Em entrevista no programa que foi ao ar logo depois do último episódio, Aloha to Lost de Jimmy Kimmel, Matthew Fox, o ator que interpretou Jack, disse ao apresentador que sabia desde o começo da série como ela terminaria, disse que sabia a série começar com o abrir de olhos de Jack e terminar com seus olhos fechando. Isso pode nos comprovar que os criadores estavam cientes o tempo inteiro de estar resgatando a narração mítica, do homem que tem de se alçar por suas próprias forças para tomar o controle da própria existência.
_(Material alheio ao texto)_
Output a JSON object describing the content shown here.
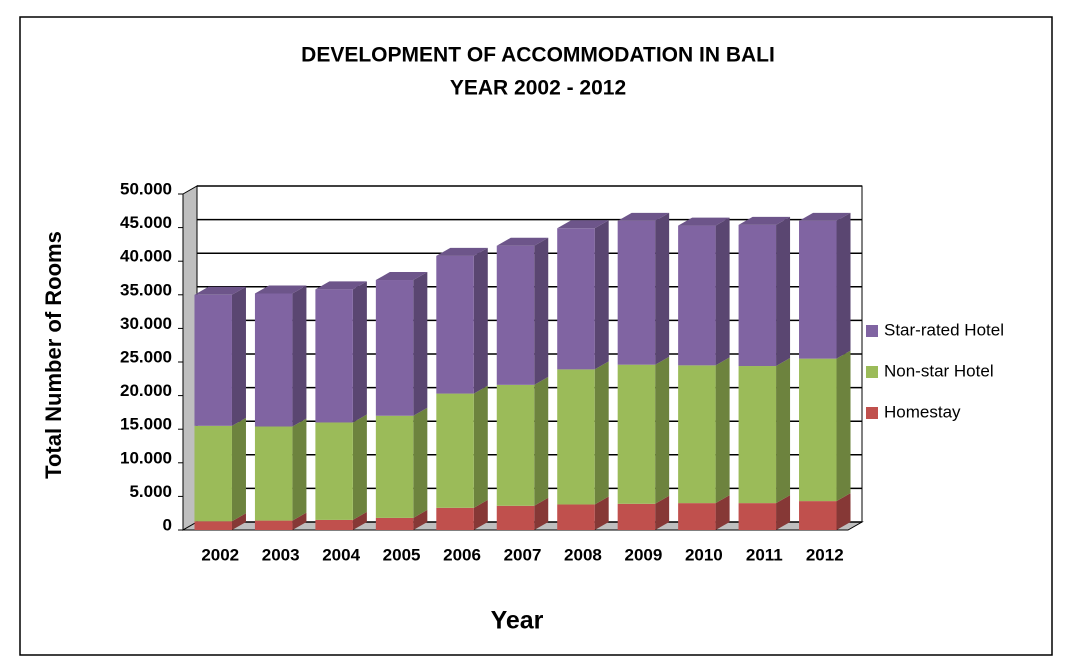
{
  "chart_data": {
    "type": "stacked-bar-3d",
    "title": "DEVELOPMENT OF ACCOMMODATION IN BALI",
    "subtitle": "YEAR 2002 - 2012",
    "x_label": "Year",
    "y_label": "Total Number of Rooms",
    "categories": [
      "2002",
      "2003",
      "2004",
      "2005",
      "2006",
      "2007",
      "2008",
      "2009",
      "2010",
      "2011",
      "2012"
    ],
    "series": [
      {
        "name": "Homestay",
        "color": "#c0504d",
        "values": [
          1300,
          1400,
          1500,
          1800,
          3300,
          3600,
          3800,
          3900,
          4000,
          4000,
          4300
        ]
      },
      {
        "name": "Non-star Hotel",
        "color": "#9bbb59",
        "values": [
          14200,
          14000,
          14500,
          15200,
          17000,
          18000,
          20100,
          20700,
          20500,
          20400,
          21200
        ]
      },
      {
        "name": "Star-rated Hotel",
        "color": "#8064a2",
        "values": [
          19500,
          19800,
          19800,
          20200,
          20500,
          20700,
          21000,
          21400,
          20800,
          21000,
          20500
        ]
      }
    ],
    "ylim": [
      0,
      50000
    ],
    "yticks": [
      0,
      {
        "value": 5000,
        "label": "5.000"
      },
      {
        "value": 10000,
        "label": "10.000"
      },
      {
        "value": 15000,
        "label": "15.000"
      },
      {
        "value": 20000,
        "label": "20.000"
      },
      {
        "value": 25000,
        "label": "25.000"
      },
      {
        "value": 30000,
        "label": "30.000"
      },
      {
        "value": 35000,
        "label": "35.000"
      },
      {
        "value": 40000,
        "label": "40.000"
      },
      {
        "value": 45000,
        "label": "45.000"
      },
      {
        "value": 50000,
        "label": "50.000"
      }
    ],
    "grid": true,
    "legend": "right"
  }
}
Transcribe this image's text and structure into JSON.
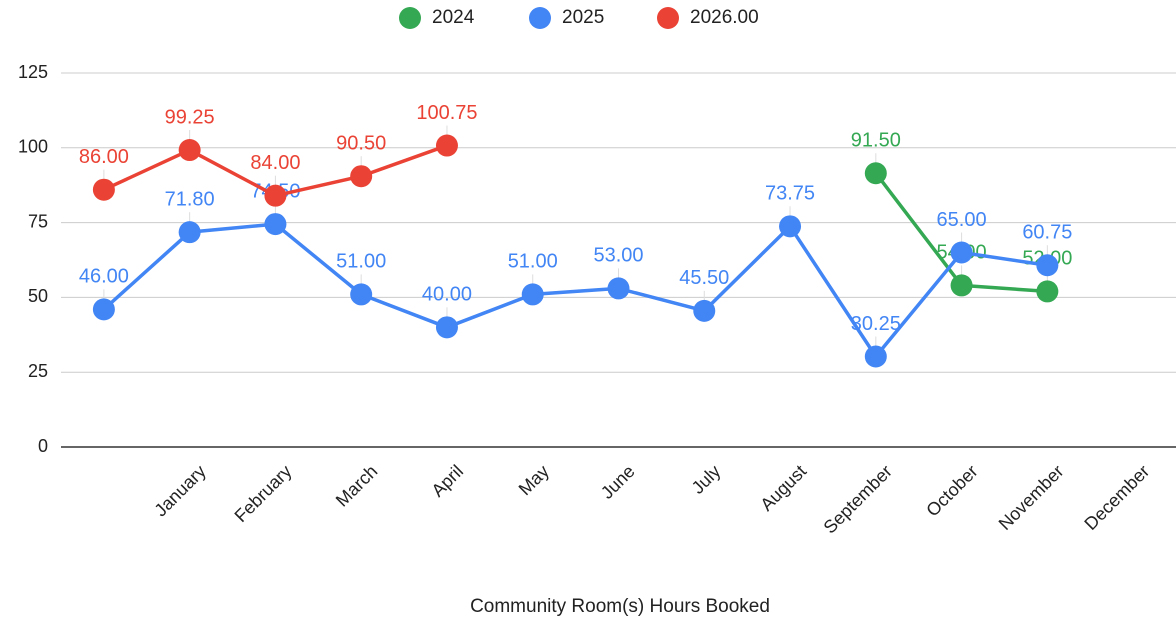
{
  "chart_data": {
    "type": "line",
    "x_label": "Community Room(s) Hours Booked",
    "categories": [
      null,
      "January",
      "February",
      "March",
      "April",
      "May",
      "June",
      "July",
      "August",
      "September",
      "October",
      "November",
      "December"
    ],
    "series": [
      {
        "name": "2024",
        "color": "#34a853",
        "values": [
          null,
          null,
          null,
          null,
          null,
          null,
          null,
          null,
          null,
          91.5,
          54,
          52,
          null
        ],
        "value_labels": [
          null,
          null,
          null,
          null,
          null,
          null,
          null,
          null,
          null,
          "91.50",
          "54.00",
          "52.00",
          null
        ]
      },
      {
        "name": "2025",
        "color": "#4285f4",
        "values": [
          46,
          71.8,
          74.5,
          51,
          40,
          51,
          53,
          45.5,
          73.75,
          30.25,
          65,
          60.75,
          null
        ],
        "value_labels": [
          "46.00",
          "71.80",
          "74.50",
          "51.00",
          "40.00",
          "51.00",
          "53.00",
          "45.50",
          "73.75",
          "30.25",
          "65.00",
          "60.75",
          null
        ]
      },
      {
        "name": "2026.00",
        "color": "#ea4335",
        "values": [
          86,
          99.25,
          84,
          90.5,
          100.75,
          null,
          null,
          null,
          null,
          null,
          null,
          null,
          null
        ],
        "value_labels": [
          "86.00",
          "99.25",
          "84.00",
          "90.50",
          "100.75",
          null,
          null,
          null,
          null,
          null,
          null,
          null,
          null
        ]
      }
    ],
    "ylim": [
      0,
      125
    ],
    "yticks": [
      0,
      25,
      50,
      75,
      100,
      125
    ],
    "grid": true,
    "legend": "top"
  }
}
E se ao longo dessa jornada receber ajudas, sejam elas humanas ou sobrenaturais, isso não tira em nada a força da jornada interior.
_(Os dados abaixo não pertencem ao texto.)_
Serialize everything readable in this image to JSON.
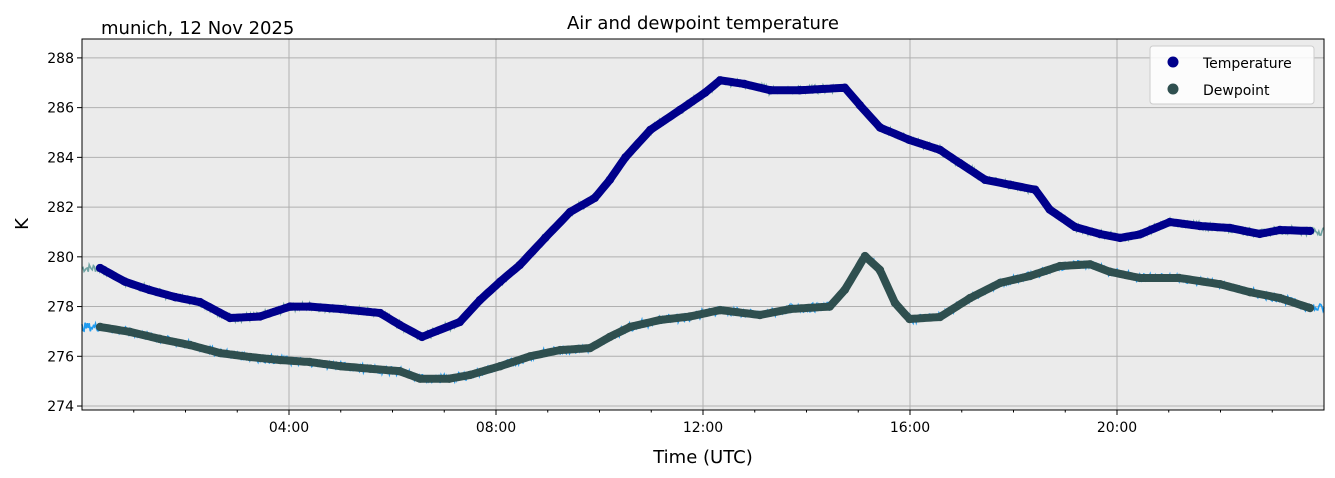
{
  "chart_data": {
    "type": "scatter",
    "title": "Air and dewpoint temperature",
    "left_title": "munich, 12 Nov 2025",
    "xlabel": "Time (UTC)",
    "ylabel": "K",
    "xlim": [
      0,
      24
    ],
    "ylim": [
      273.84,
      288.76
    ],
    "x_unit": "hours UTC",
    "xticks": [
      {
        "value": 4,
        "label": "04:00"
      },
      {
        "value": 8,
        "label": "08:00"
      },
      {
        "value": 12,
        "label": "12:00"
      },
      {
        "value": 16,
        "label": "16:00"
      },
      {
        "value": 20,
        "label": "20:00"
      }
    ],
    "yticks": [
      274,
      276,
      278,
      280,
      282,
      284,
      286,
      288
    ],
    "grid": true,
    "legend_position": "top-right",
    "series": [
      {
        "name": "Temperature",
        "color": "#00008b",
        "raw_color": "#6fa3a3",
        "x": [
          0.35,
          0.83,
          1.3,
          1.8,
          2.28,
          2.86,
          3.44,
          4.02,
          4.4,
          5.0,
          5.76,
          6.14,
          6.57,
          7.3,
          7.69,
          8.08,
          8.46,
          8.95,
          9.43,
          9.91,
          10.2,
          10.5,
          10.98,
          11.55,
          12.04,
          12.33,
          12.8,
          13.3,
          13.87,
          14.74,
          15.03,
          15.42,
          15.99,
          16.58,
          16.96,
          17.45,
          17.93,
          18.42,
          18.7,
          19.19,
          19.67,
          20.06,
          20.44,
          21.02,
          21.6,
          22.18,
          22.76,
          23.15,
          23.73
        ],
        "y": [
          279.55,
          279.0,
          278.67,
          278.38,
          278.18,
          277.54,
          277.6,
          278.0,
          278.0,
          277.9,
          277.74,
          277.26,
          276.78,
          277.38,
          278.26,
          279.0,
          279.67,
          280.76,
          281.8,
          282.37,
          283.1,
          284.0,
          285.1,
          285.9,
          286.6,
          287.1,
          286.95,
          286.7,
          286.7,
          286.8,
          286.1,
          285.2,
          284.7,
          284.3,
          283.77,
          283.1,
          282.9,
          282.7,
          281.9,
          281.2,
          280.92,
          280.76,
          280.9,
          281.4,
          281.24,
          281.16,
          280.92,
          281.08,
          281.04
        ]
      },
      {
        "name": "Dewpoint",
        "color": "#2f4f4f",
        "raw_color": "#1e9bf0",
        "x": [
          0.35,
          0.93,
          1.5,
          2.09,
          2.67,
          3.25,
          3.83,
          4.4,
          5.0,
          5.57,
          6.14,
          6.53,
          7.1,
          7.5,
          8.08,
          8.66,
          9.24,
          9.82,
          10.2,
          10.59,
          11.17,
          11.75,
          12.33,
          13.1,
          13.68,
          14.45,
          14.74,
          15.13,
          15.42,
          15.71,
          15.99,
          16.58,
          17.16,
          17.74,
          18.32,
          18.9,
          19.48,
          19.86,
          20.44,
          21.2,
          21.99,
          22.57,
          23.15,
          23.73
        ],
        "y": [
          277.18,
          276.98,
          276.7,
          276.45,
          276.13,
          275.97,
          275.85,
          275.77,
          275.6,
          275.5,
          275.4,
          275.1,
          275.1,
          275.25,
          275.6,
          276.0,
          276.25,
          276.33,
          276.78,
          277.18,
          277.46,
          277.6,
          277.86,
          277.66,
          277.9,
          278.0,
          278.67,
          280.03,
          279.47,
          278.14,
          277.5,
          277.58,
          278.34,
          278.95,
          279.23,
          279.63,
          279.7,
          279.4,
          279.15,
          279.15,
          278.9,
          278.58,
          278.34,
          277.94
        ]
      }
    ]
  }
}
Num mundo tão afastado da idéia da pessoa como persona, como unidade significativa de ações e feitos, a série fechou com chave de ouro ao conseguir resgatar esse sentido último da vida humana, da única maneira que poderia oferecer ao espectador o que Aristóteles veio chamar de Katharsis, ou seja, a experiência física reencenada imaginativamente que dá ao indivíduo a grandeza, altura ou força da própria existência como experiência física. Lendo os vários textos que falam do fim da série em uma pá de países, vendo o programa de Jimmy Jimmel, onde mostrava a audiência assistindo ao vivo o episódio final, o que não faltou foi essa catarse da alma, em que as pessoas vão até o fundo do seu campo emocional, racional e imaginativo, tudo ao mesmo tempo, e saem de lá como que expurgadas de si mesmas, mas com uma consciência maior da própria experiência. Creio que, de todos os textos que eu li, somente uns dez porcento não disse abertamente ter caído em lágrimas, ter experienciado fortes emoções, ou ficar com uma impressão profunda do último episódio. Pois é exatamente este episódio, que se visto trazendo de volta todos os episódios anteriores, ou, pelo menos os mais importantes, no seu desdobrar, não tem como causar outra impressão. Aqueles que se pegaram se questionando sobre os tais "mistérios" não resolvidos e não conseguiram se alçar ao nível do último episódio, pois para experienciar completamente o último episódio é preciso ter uma boa dose de trabalho interno - o que remete o espectador ao nível de trabalho interno do próprio personagem, pois não podemos esquecer que Jack ao protagonizar este último evento mantém e contém todas as suas memórias, estas que ele reluta em aceitar no tal flash-purgatório, mas é lembrado por seu pai que todos eventualmente morrem. Lembrança essa digna do mobral, mas atualmente é necessário lembrar isso, e até trazer à tona com uma nova roupagem, é preciso dizer sinceramente na cara do sujeito com a maior seriedade: você, meu filho, vai morrer, e a morte é pra valer - é preciso, dizia, se alçar, e aqueles que não conseguiram fazer isso realmente não conseguiram impregnar-se do que Lost tem de melhor.